BOSTON FERN (buy online here)

HOW HUMID IS HUMID ENOUGH?

Some plants like a bit more humidity and the Boston Fern is one.

How to increase humidity:

A group of plants indoors will actually create their own little microclimate and slightly increase humidity, helping each other out. Another way to keep up humidity for plants that enjoy it is give them a mist spray every other day (avoid this for the temperamental maidenhair however) and a daily mist spray in super hot weather. Placing your plant on a bed of small pebbles and filling the tray with water up to half way up the pebbles will also create a humid microclimate for plants that love the humidity. Note: Never let the water go over the top of the pebbles; plants hate having their roots sit in water. You could also try popping horticultural charcoal in the pebbles to help keep the waterbed clean and refresh it if water stays there (ie doesn't evaporate/get soaked up by the plant over time) and starts to look a bit festy.

SEE THE LIGHT.

All plants need a certain degree of light to thrive. But this requirement varies plant to plant, Boston Ferns enjoy:

Indirect bright light - anywhere in a bright room with a North, East or West window, up to within a metre or 2 of the window. Always protect from any direct sun (eg behind a sheer curtain). Boston Fern will also enjoy being in a greenhouse or shadehouse in a protected area outside.

SOME FOOD AND A GOOD DRINK.

Boston Ferns need to be kept moist, so check the soil moisture regularly, watering up to once a day (even twice on really, really hot days) to ensure the soil is always moist. Just make sure the plant has good drainage to prevent waterlogging and root rot. In Winter the plant stops growing so you can allow it to dry out a little more between waterings so space out the waterings a bit more. Never let a fern's soil become bone dry.
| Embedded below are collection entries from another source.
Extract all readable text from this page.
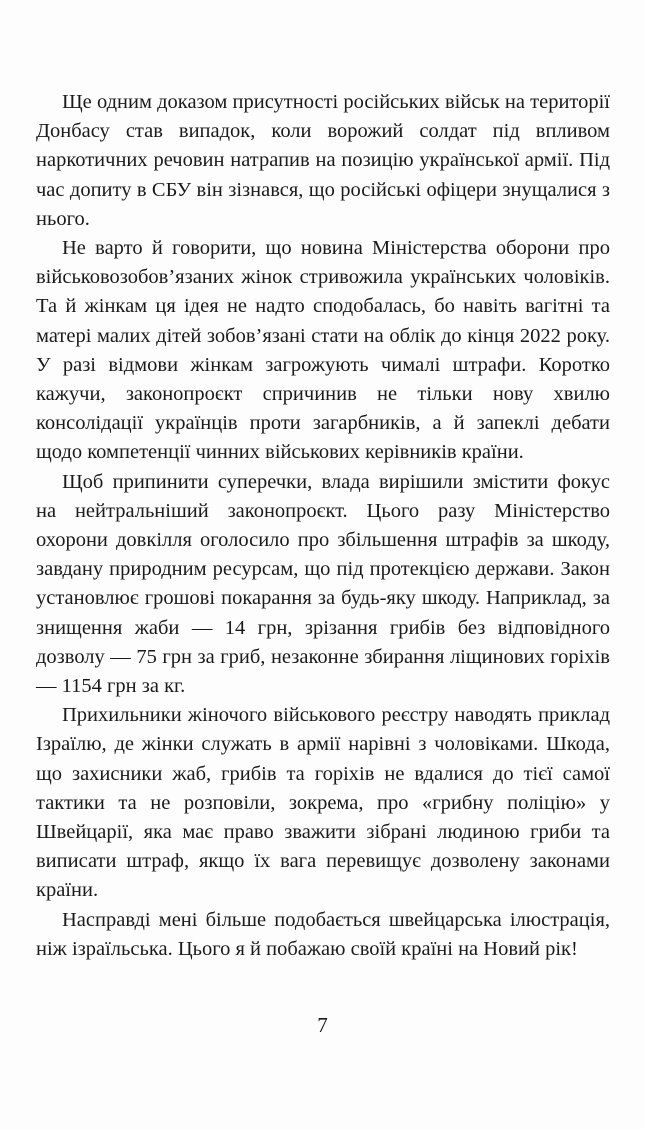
Ще одним доказом присутності російських військ на території Донбасу став випадок, коли ворожий солдат під впливом наркотичних речовин натрапив на позицію української армії. Під час допиту в СБУ він зізнався, що російські офіцери знущалися з нього.

Не варто й говорити, що новина Міністерства оборони про військовозобов’язаних жінок стривожила українських чоловіків. Та й жінкам ця ідея не надто сподобалась, бо навіть вагітні та матері малих дітей зобов’язані стати на облік до кінця 2022 року. У разі відмови жінкам загрожують чималі штрафи. Коротко кажучи, законопроєкт спричинив не тільки нову хвилю консолідації українців проти загарбників, а й запеклі дебати щодо компетенції чинних військових керівників країни.

Щоб припинити суперечки, влада вирішили змістити фокус на нейтральніший законопроєкт. Цього разу Міністерство охорони довкілля оголосило про збільшення штрафів за шкоду, завдану природним ресурсам, що під протекцією держави. Закон установлює грошові покарання за будь-яку шкоду. Наприклад, за знищення жаби — 14 грн, зрізання грибів без відповідного дозволу — 75 грн за гриб, незаконне збирання ліщинових горіхів — 1154 грн за кг.

Прихильники жіночого військового реєстру наводять приклад Ізраїлю, де жінки служать в армії нарівні з чоловіками. Шкода, що захисники жаб, грибів та горіхів не вдалися до тієї самої тактики та не розповіли, зокрема, про «грибну поліцію» у Швейцарії, яка має право зважити зібрані людиною гриби та виписати штраф, якщо їх вага перевищує дозволену законами країни.

Насправді мені більше подобається швейцарська ілюстрація, ніж ізраїльська. Цього я й побажаю своїй країні на Новий рік!

7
Plants have a growth and a dormancy cycle. Mostly this follows the Spring/Summer growth and Autumn/Winter dormancy cycle. In the growth season feed your plant every 2-4 weeks with a dilution of Seasol (we sell this) or worm food by watering can or foliar spray with the brass mister. Boston Ferns prefer fertizilier suitable for acid-loving plants. When re-potting or top-dressing add in some worm casting or organic compost to give the soil a boost. In Autumn start to decrease feeding down to zero for Winter – plants need their rest to recuperate for the next growth cycle.
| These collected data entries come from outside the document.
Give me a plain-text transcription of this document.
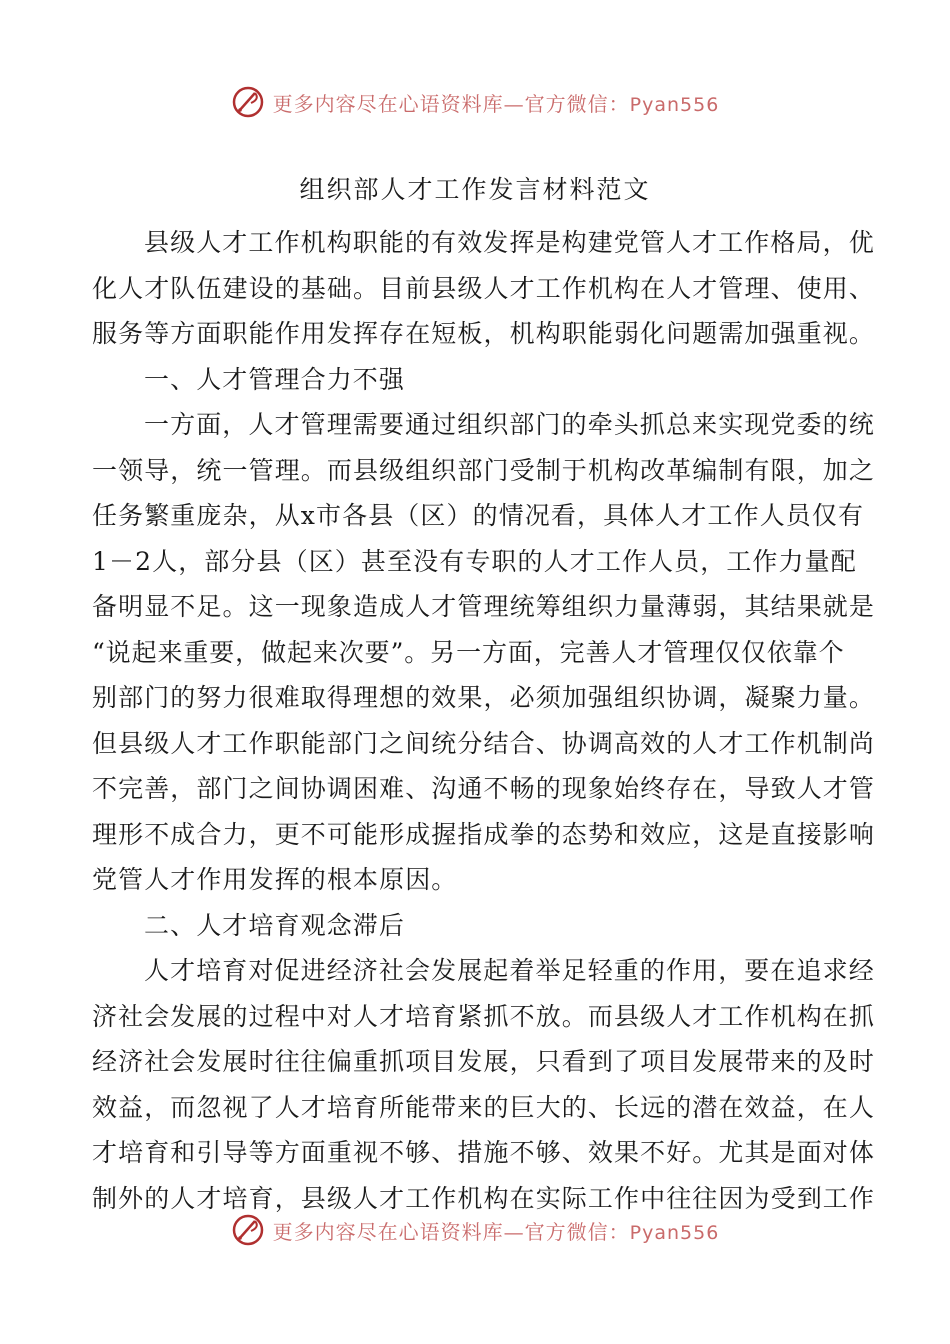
更多内容尽在心语资料库—官方微信：Pyan556
组织部人才工作发言材料范文
县级人才工作机构职能的有效发挥是构建党管人才工作格局，优
化人才队伍建设的基础。目前县级人才工作机构在人才管理、使用、
服务等方面职能作用发挥存在短板，机构职能弱化问题需加强重视。
一、人才管理合力不强
一方面，人才管理需要通过组织部门的牵头抓总来实现党委的统
一领导，统一管理。而县级组织部门受制于机构改革编制有限，加之
任务繁重庞杂，从x市各县（区）的情况看，具体人才工作人员仅有
1－2人，部分县（区）甚至没有专职的人才工作人员，工作力量配
备明显不足。这一现象造成人才管理统筹组织力量薄弱，其结果就是
“说起来重要，做起来次要”。另一方面，完善人才管理仅仅依靠个
别部门的努力很难取得理想的效果，必须加强组织协调，凝聚力量。
但县级人才工作职能部门之间统分结合、协调高效的人才工作机制尚
不完善，部门之间协调困难、沟通不畅的现象始终存在，导致人才管
理形不成合力，更不可能形成握指成拳的态势和效应，这是直接影响
党管人才作用发挥的根本原因。
二、人才培育观念滞后
人才培育对促进经济社会发展起着举足轻重的作用，要在追求经
济社会发展的过程中对人才培育紧抓不放。而县级人才工作机构在抓
经济社会发展时往往偏重抓项目发展，只看到了项目发展带来的及时
效益，而忽视了人才培育所能带来的巨大的、长远的潜在效益，在人
才培育和引导等方面重视不够、措施不够、效果不好。尤其是面对体
制外的人才培育，县级人才工作机构在实际工作中往往因为受到工作
更多内容尽在心语资料库—官方微信：Pyan556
A FRESHEN UP AND GROWING BIG ONES

Plants work hard to keep our indoor air clean and pure, and so we should repay the favour by making sure their leaves are free from dust to enable them to breath easy. For the Boston Fern the best way to do this is pop it outside in the rain or in the shower for cold/tepid water spray every now and then. Boston Ferns can get quite big and if you want them to keep growing bigger they will need potting up every 1-2 years. Choose a pot the next size up, tease out the roots and backfill with new potting mix and some compost material for acid-loving plants. Water in well with a liquid seaweed solution. 

GIVE US SOME AIR.

Most plants enjoy a bit of freshness in the air, like us, really.  Try and make sure the situation you place them in has access to good ventilation. However keep in mind plants don't appreciate cold  draughts, what you should be aiming for is a ‘bouyant’ atmosphere, not a cold draughty one.

KEEPING IT REGULAR.

You may have noticed that 70s magazines have an abundance of healthy and happy indoor plants. One of the reasons plants thrived indoors in this indoor plant golden age is I suspect more natural/gradual methods of heating and cooling, such as ceiling fans, open windows to catch the breeze and hydronic heating. Like most of us, indoor plants appreciate constancy and should be kept in as constant a temperature as possible. Keep them away from direct heat from radiant heaters, hot windows in Summer and freezing windows in Winter, and warm/cool blasts of air from vents or air conditioners, and avoid sudden extreme temperature changes like taking plants from outside to inside or vice versa– use a half way house like a shade house or somewhere protected to gradually accustom them to the change.